The Responsibility of Shipowners Act 1733 (7 Geo. II, c.15) was an Act of Parliament of the Parliament of Great Britain passed in 1734. The Act was introduced for the protection of shipowners, following a petition presented to the House of Commons, and passed without a division in either House. It imposed a limit on the liability of shipowners in regards to goods embezzled by the master or crew of the ship carrying them. The liability for any loss or damage of goods was limited to the value of the vessel, her equipment, and any freight due for the voyage. The Act was held to apply in the case of Sutton v. Mitchell, (1785) 1 T.R. 18, where goods were stolen from a ship moored in the Thames by robbers colluding with a member of the crew.
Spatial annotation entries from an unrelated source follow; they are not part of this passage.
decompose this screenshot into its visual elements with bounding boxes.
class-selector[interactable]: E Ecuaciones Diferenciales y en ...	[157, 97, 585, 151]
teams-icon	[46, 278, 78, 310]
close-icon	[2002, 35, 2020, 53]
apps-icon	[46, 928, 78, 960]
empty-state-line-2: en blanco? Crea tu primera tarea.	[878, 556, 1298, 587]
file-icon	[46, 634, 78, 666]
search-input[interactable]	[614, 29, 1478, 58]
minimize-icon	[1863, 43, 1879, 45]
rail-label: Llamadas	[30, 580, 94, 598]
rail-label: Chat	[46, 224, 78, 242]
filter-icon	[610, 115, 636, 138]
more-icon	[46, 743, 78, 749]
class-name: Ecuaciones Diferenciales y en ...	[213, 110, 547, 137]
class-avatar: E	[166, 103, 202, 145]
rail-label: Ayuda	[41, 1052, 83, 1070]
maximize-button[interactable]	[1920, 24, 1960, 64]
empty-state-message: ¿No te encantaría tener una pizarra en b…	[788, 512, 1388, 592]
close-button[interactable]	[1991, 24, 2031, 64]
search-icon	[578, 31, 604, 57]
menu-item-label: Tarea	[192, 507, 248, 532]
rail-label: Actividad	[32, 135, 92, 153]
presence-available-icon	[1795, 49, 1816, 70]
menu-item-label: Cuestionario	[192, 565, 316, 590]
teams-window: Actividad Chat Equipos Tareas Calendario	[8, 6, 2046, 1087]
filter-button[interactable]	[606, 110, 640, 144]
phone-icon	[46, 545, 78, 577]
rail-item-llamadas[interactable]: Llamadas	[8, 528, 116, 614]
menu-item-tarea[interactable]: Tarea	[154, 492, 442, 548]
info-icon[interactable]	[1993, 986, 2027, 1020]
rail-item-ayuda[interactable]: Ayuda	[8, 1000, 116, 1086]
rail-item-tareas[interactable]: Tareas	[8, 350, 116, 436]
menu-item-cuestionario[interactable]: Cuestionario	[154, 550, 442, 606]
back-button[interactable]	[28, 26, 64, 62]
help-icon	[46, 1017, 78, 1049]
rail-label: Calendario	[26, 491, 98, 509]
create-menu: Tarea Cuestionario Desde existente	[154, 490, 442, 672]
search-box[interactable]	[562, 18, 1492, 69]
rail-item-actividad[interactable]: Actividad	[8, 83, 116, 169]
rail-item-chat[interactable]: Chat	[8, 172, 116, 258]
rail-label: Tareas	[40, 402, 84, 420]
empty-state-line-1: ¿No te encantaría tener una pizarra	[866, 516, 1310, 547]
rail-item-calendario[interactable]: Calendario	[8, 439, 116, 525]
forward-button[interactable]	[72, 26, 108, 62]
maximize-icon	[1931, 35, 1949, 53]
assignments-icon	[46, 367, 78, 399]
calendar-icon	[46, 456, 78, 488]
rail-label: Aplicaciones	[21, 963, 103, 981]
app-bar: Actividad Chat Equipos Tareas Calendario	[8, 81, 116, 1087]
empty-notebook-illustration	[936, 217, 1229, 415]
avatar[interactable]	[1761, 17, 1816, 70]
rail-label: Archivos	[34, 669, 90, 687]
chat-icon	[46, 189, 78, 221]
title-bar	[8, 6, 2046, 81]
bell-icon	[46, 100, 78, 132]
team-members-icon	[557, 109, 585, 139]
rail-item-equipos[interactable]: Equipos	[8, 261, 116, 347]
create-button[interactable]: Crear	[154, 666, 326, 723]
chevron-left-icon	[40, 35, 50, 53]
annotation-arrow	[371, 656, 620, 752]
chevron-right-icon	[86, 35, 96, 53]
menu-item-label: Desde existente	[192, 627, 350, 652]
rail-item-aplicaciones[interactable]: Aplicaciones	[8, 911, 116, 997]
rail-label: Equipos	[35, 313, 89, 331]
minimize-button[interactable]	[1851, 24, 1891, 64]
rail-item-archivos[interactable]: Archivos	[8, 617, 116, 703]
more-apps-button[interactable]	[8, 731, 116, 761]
However, this emphasised the liability shipowners were still exposed to in cases where the goods were stolen without the involvement of the crew; as a result, a second petition was brought to the House, leading to the passage of the Merchant Shipping Act 1786.

This Act was repealed by section 4 of the Merchant Shipping Repeal Act 1854 (c.120).

Sources
Fletcher, Eric G. M. The Carrier's Liability, pp. 175-176. Stevens & Sons, 1932.
Lord Mustill "Ships are different - or are they?" [1993] Lloyd's Maritime and Commercial Law Quarterly 490, pp 496-497.